You can take the title of that October 13, 2015 post as a hint that I was using ‘Ada Lovelace “… manipulative, aggressive, a drug addict …” and a genius but was she likable?‘ to comment on the requirement that women be likable in a way that men never have to consider.
Hard to believe that 2015 was the last time I stumbled across information about the day. ’nuff said. This year I was lucky enough to see this Oct. 13, 2020 article by Zoe Kleinman for British Broadcasting Corporation (BBC) news online,
From caravans [campers] to kitchen tables, and podcast production to pregnancy, I’ve been speaking to many women in and around the technology sector about how they have adapted to the challenges of working during the coronavirus pandemic.
Research suggests women across the world have shouldered more family and household responsibilities than men as the coronavirus pandemic continues, alongside their working lives.
And they share their inspirations, frustrations but also their optimism.
“I have a new business and a new life,” says Clare Muscutt, who lost work, her relationship and her flatmate as lockdown hit.
This Tuesday [Oct. 13, 2020] is Ada Lovelace Day – an annual celebration of women working in the male-dominated science, technology, engineering and maths (Stem) sectors.
And, this year, it has a very different vibe.
Claire Broadley, technical writer, Leeds
Before lockdown, my husband and I ran our own company, producing user guides and written content for websites.
Business income dropped by about two-thirds during lockdown.
We weren’t eligible for any government grants. And because we still had a small amount of work, we couldn’t furlough ourselves.
It felt like we were slowly marching our family towards a cliff edge.
In May , to my astonishment and relief, I was offered my dream job, remote writing about the internet and technology.
Working from home with the children has been the most difficult thing we’ve ever done.
My son is seven. He is very scared.
Sometimes, we can’t spend the time with him that we would like to. And most screen-time rules have gone completely out of the window.
The real issue for us now is testing.
My young daughter caught Covid in July . And she recently had a temperature again. But it took six days to get a test result, so my son was off school again.
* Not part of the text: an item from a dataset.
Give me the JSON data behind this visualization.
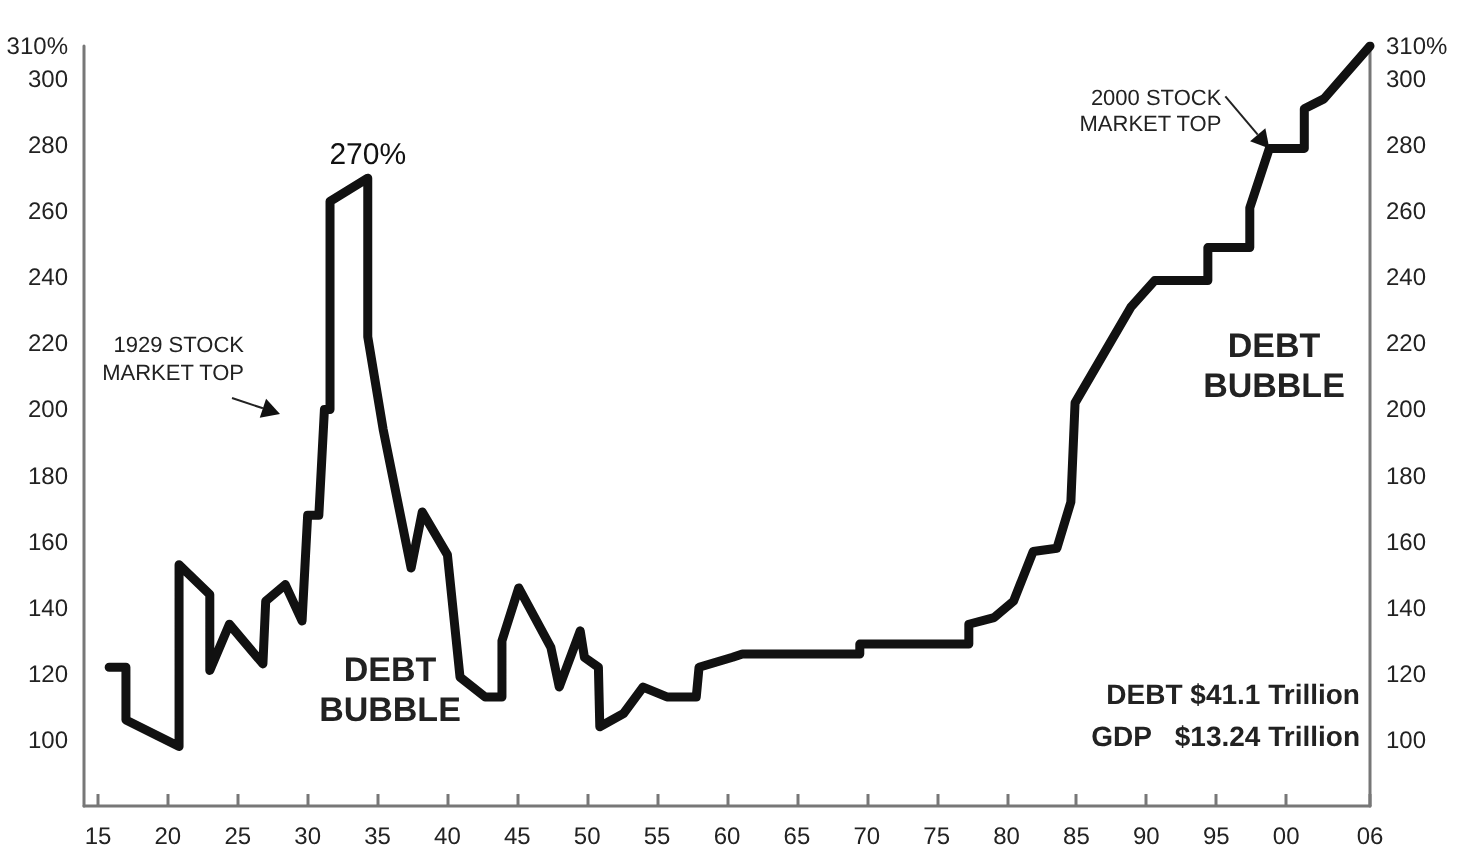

And my husband was working until midnight to fit everything in.
There are many other stories in Kleinman’s Oct. 13, 2020 article.
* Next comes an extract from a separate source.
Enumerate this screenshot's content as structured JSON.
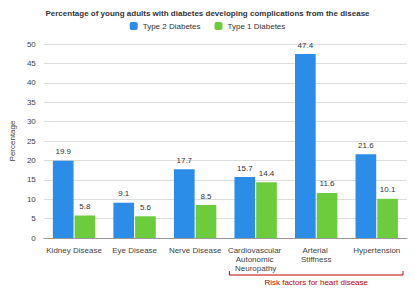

Nancy Doyle’s October 13, 2020 article for Forbes tends to an expected narrative about women in science, technology, engineering, and mathematics (STEM),
“21st century science has a problem. It is short of scientists. Technological innovations mean that the world needs many more specialists in the STEM (Science, Technology, Engineering and Maths) subjects than it is currently training. And this problem is compounded by the fact that women, despite clear evidence of aptitude and ability for science subjects, are not choosing to study STEM subjects, are not being recruited into the STEM workforce, are not staying in the STEM workplace.”
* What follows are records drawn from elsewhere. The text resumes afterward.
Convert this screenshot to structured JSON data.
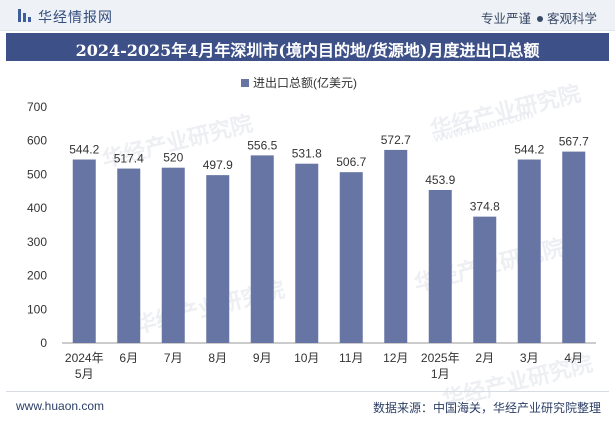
{
  "header": {
    "brand": "华经情报网",
    "slogan_part1": "专业严谨",
    "slogan_part2": "客观科学"
  },
  "title": "2024-2025年4月年深圳市(境内目的地/货源地)月度进出口总额",
  "legend_label": "进出口总额(亿美元)",
  "watermark": "华经产业研究院",
  "watermark_url": "www.huaon.com",
  "footer": {
    "website": "www.huaon.com",
    "source": "数据来源：中国海关，华经产业研究院整理"
  },
  "colors": {
    "bar": "#6675a3",
    "title_band": "#3d5088",
    "axis": "#333333"
  },
  "chart_data": {
    "type": "bar",
    "categories": [
      "2024年\n5月",
      "6月",
      "7月",
      "8月",
      "9月",
      "10月",
      "11月",
      "12月",
      "2025年\n1月",
      "2月",
      "3月",
      "4月"
    ],
    "series": [
      {
        "name": "进出口总额(亿美元)",
        "values": [
          544.2,
          517.4,
          520,
          497.9,
          556.5,
          531.8,
          506.7,
          572.7,
          453.9,
          374.8,
          544.2,
          567.7
        ]
      }
    ],
    "value_labels": [
      "544.2",
      "517.4",
      "520",
      "497.9",
      "556.5",
      "531.8",
      "506.7",
      "572.7",
      "453.9",
      "374.8",
      "544.2",
      "567.7"
    ],
    "yticks": [
      "0",
      "100",
      "200",
      "300",
      "400",
      "500",
      "600",
      "700"
    ],
    "ylim": [
      0,
      700
    ],
    "grid": false,
    "legend_position": "top-center"
  }
}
Why Don’t Women Do Science?
Professor Rippon [Gina Rippon, Professor of Neuroscience at Aston University in the UK] walked me through the main “neurotrash” arguments about the female brain and its feebleness.
“There is a long and fairly well-rehearsed ‘blame the brain’ story, with essentialist or biology-is-destiny type arguments historically asserting that women’s brains were basically inferior (thanks, Gustave le Bon and Charles Darwin!) or too vulnerable to withstand the rigours of higher education. A newer spin on this is that female brains do not endow their owners with the appropriate cognitive skills for science. Specifically, they are poor at the kind of spatial thinking that is core to success in science or, more generally, are not ‘hard-wired’ for the necessary understanding of systems fundamental to the theory and practice of science.
The former ‘spatial deficit’ description has been widely touted as one of the most robust of sex differences, quite possibly present from birth. But updated and more nuanced research has not been able to uphold this claim; spatial ability appears to be more a function of spatial experience (think toys, videogames, hobbies, sports, occupations) than sex. And it is very clearly trainable (in both sexes), resulting in clearly measurable brain changes as well as improvements in skill.”
You can find out more about women in STEM, Ada Lovelace, and events (year round) to celebrate her at the Ada Lovelace Day website.
Plus, I found this on Twitter about a new series of films about women in science from a Science Friday (a US National Public Radio podcast) tweet,
Celebrate #WomenInScience with a brand new season of #BreakthroughFilms, dropping today [October 14, 2020]! Discover the innovative research & deeply personal stories of six women working at the forefront of their STEM fields.